In seiner öffentlichen Sitzung Ende Juni befasste sich der Gemeinderat der Stadt Stutensee eingehend mit dem geplanten Baugebiet „Vierundzwanzigmorgenäcker“ im Stadtteil Spöck. Zuletzt hatte der Gemeinderat im Juli 2017 den Vorentwurf des Bebauungsplanes „Vierundzwanzigmorgenäcker“ gebilligt und die Durchführung der frühzeitigen Beteiligung beschlossen. In diesem Rahmen fand im Sommer letzten Jahres auch bereits eine öffentliche Bürgerinformationsveranstaltung in der Spechaahalle statt, bei der der Entwurf vorgestellt wurde (wir berichteten). Im Anschluss wurden die Unterlagen im Rathaus sowie online zur Einsicht bereitgestellt und die Bürgerinnen und Bürger konnten ihre Anregungen zur Planung abgeben.
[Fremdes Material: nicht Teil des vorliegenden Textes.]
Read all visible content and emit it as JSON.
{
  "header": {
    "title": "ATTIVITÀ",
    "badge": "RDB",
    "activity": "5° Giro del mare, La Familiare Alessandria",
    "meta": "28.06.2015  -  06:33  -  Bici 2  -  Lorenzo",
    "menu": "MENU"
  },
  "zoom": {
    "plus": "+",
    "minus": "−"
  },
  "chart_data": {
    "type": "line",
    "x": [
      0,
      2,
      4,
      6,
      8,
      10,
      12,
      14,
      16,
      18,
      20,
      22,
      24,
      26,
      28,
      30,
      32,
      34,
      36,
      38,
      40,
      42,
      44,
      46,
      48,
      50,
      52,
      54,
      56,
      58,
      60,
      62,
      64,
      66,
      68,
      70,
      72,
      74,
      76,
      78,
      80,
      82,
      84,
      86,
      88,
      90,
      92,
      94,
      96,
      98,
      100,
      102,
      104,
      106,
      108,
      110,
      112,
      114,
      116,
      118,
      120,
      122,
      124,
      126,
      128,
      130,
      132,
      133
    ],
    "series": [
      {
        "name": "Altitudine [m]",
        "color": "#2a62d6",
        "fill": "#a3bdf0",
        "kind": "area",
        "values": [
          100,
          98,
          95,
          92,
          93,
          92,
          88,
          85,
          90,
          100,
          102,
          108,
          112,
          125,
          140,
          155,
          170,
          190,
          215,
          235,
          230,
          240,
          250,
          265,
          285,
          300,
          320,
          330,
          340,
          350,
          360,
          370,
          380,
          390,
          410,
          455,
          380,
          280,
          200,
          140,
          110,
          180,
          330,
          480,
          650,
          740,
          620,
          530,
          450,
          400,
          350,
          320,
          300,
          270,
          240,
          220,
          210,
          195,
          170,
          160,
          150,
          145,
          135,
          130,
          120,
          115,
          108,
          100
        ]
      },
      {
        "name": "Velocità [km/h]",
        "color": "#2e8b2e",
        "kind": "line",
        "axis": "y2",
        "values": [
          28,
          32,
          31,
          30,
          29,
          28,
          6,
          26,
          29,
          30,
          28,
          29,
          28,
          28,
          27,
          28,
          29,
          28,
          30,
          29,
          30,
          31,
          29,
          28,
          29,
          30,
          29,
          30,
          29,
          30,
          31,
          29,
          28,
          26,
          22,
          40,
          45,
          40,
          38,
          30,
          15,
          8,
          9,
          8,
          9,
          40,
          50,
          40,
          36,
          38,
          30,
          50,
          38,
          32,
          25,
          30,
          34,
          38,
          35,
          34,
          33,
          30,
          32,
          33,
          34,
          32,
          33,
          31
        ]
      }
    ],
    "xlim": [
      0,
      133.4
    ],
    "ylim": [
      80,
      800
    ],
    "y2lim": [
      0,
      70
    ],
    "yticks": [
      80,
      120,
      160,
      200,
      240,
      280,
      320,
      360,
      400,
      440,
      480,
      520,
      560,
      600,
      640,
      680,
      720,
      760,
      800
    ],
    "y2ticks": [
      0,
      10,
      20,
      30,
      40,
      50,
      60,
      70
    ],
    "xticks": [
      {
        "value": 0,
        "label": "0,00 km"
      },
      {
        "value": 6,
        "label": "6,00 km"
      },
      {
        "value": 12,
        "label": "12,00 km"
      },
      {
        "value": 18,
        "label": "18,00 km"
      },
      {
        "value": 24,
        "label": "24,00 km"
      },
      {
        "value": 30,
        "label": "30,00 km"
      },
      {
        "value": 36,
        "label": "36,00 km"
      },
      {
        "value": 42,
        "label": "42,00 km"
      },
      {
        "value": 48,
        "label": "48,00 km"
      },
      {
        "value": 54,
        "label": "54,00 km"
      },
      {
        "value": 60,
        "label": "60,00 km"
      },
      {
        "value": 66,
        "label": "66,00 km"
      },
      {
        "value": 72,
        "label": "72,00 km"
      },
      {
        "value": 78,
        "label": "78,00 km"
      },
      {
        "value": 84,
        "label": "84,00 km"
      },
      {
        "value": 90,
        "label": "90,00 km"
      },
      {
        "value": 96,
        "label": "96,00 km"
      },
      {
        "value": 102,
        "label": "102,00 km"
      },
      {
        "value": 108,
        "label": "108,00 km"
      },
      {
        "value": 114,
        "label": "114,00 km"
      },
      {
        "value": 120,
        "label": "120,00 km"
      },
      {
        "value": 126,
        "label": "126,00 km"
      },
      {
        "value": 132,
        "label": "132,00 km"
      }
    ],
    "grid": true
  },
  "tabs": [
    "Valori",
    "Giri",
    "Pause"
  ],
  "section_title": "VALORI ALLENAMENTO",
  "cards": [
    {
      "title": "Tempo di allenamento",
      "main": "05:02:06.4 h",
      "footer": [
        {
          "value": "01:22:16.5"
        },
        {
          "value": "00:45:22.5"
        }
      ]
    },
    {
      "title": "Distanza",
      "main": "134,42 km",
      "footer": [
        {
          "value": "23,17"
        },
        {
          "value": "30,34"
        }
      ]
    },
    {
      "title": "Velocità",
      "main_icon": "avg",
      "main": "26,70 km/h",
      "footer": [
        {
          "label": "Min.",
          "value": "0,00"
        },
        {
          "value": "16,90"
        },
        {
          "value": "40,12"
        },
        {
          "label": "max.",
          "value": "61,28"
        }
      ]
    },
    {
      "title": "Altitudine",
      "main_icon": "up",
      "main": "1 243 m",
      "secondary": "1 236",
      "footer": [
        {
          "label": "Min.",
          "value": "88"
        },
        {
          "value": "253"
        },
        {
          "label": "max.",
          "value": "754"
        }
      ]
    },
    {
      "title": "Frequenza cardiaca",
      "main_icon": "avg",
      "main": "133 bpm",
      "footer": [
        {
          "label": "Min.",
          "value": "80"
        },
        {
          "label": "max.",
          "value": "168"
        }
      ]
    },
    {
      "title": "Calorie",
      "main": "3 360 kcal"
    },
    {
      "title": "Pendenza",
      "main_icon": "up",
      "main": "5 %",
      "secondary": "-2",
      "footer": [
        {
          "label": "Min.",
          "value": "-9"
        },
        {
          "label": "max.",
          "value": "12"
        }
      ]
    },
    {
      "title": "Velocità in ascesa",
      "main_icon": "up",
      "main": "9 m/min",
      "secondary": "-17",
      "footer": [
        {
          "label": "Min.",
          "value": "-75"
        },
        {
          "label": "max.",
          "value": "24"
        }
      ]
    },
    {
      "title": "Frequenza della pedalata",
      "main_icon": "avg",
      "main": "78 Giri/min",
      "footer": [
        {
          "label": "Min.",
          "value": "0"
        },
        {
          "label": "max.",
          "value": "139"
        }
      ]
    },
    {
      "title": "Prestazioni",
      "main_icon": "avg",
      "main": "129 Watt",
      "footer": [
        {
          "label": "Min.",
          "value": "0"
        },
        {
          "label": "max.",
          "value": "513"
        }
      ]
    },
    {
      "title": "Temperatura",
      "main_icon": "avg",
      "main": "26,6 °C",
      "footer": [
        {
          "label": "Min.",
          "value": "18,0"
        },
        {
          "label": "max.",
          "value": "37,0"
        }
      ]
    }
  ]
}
„Wir haben umfangreiche Anregungen und Stellungnahmen aus der Öffentlichkeit sowie 33 Stellungnahmen von beteiligten Behörden erhalten“, erklärte Erste Bürgermeisterin Sylvia Tröger im Gemeinderat. Diese wird man vollumfänglich prüfen und nach entsprechender Abwägung in den Entwurf des Bebauungsplanes einarbeiten.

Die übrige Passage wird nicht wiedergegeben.